Azalée était impressionnée et trouvait cet endroit splendide. Elle était presque déçue de n'y avoir été invitée que seulement maintenant alors que Stan était déjà venu à plus de dix de ses fêtes.

Stan, lui, n'était plus vraiment obnubilé par les hauts immeubles, les arbres fleuris et la vue d'ensemble de son quartier; il connaissait chaque recoin du village vu d'en haut à force de toujours se réfugier là-bas.
Stan pensait plutôt à Karl et au fait que habituellement, c'est lui qui se trouve à ses côtés. Ils ne parlent pas beaucoup plus mais l'atmosphère est si différente que ce qu'elle est avec la fêtarde. Karl dégage quelque chose de tellement plus sincère, plus troublant.

Azalée a relancé un sujet de conversation en questionnant son ami quant à ses projets de vacances et d'études futures.
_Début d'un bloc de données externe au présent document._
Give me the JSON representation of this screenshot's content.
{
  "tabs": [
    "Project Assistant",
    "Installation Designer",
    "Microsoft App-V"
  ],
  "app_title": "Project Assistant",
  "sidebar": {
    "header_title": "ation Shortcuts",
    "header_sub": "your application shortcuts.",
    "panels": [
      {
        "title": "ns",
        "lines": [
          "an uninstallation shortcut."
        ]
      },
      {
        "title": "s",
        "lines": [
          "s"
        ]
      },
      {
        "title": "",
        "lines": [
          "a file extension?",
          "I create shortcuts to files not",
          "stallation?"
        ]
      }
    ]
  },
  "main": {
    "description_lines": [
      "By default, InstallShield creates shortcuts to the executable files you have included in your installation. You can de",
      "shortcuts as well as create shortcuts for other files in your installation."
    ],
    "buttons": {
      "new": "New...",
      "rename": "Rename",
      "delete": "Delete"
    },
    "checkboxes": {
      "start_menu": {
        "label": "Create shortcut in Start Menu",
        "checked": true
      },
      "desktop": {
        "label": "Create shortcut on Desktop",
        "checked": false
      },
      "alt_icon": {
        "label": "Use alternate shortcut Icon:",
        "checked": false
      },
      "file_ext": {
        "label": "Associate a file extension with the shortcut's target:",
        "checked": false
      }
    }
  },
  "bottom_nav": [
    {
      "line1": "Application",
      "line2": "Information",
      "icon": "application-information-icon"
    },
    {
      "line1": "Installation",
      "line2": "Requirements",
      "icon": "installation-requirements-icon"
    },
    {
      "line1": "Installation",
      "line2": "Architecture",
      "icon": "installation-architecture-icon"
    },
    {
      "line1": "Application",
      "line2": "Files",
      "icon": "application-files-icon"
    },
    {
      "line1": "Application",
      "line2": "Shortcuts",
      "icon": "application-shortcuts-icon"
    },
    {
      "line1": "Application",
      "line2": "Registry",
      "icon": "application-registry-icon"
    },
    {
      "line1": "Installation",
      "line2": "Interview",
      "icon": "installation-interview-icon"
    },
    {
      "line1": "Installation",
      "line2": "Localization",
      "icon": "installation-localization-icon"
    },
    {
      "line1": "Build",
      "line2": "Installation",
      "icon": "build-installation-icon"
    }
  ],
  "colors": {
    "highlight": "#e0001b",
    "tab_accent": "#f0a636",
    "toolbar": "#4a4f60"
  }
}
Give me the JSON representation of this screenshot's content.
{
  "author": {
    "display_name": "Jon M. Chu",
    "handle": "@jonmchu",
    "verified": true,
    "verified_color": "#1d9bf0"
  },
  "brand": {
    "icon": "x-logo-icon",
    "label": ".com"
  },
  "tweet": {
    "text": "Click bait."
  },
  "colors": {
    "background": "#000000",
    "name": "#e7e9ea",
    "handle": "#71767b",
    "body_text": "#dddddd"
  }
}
Tout le monde s'en foutait de ce genre de choses mais Stan y a répondu. Ça lui permettait de penser à d'autres choses qu'à son meilleur ami.

Pendant leur conversation, les escaliers en fer ont émis un bruit. Aucun d'eux n'y a vraiment fait attention, pensant certainement tous les deux que c'était la vieille femme du troisième étage qui venait hydrater ses orchidées.
Néanmoins, très vite, les deux paires d'yeux se sont tournées vers le bruit. Dorine y était en sueur, comme si elle avait couru un marathon.

   -Stan, descends, il y a quelqu'un pour toi, a-t-elle lancé avant de faire demi-tour.

Suite à cela, Azalée a remercié le jeune homme mais a pris la décision de rentrer chez elle pendant que Stan allait voir ce que cette personne lui voulait.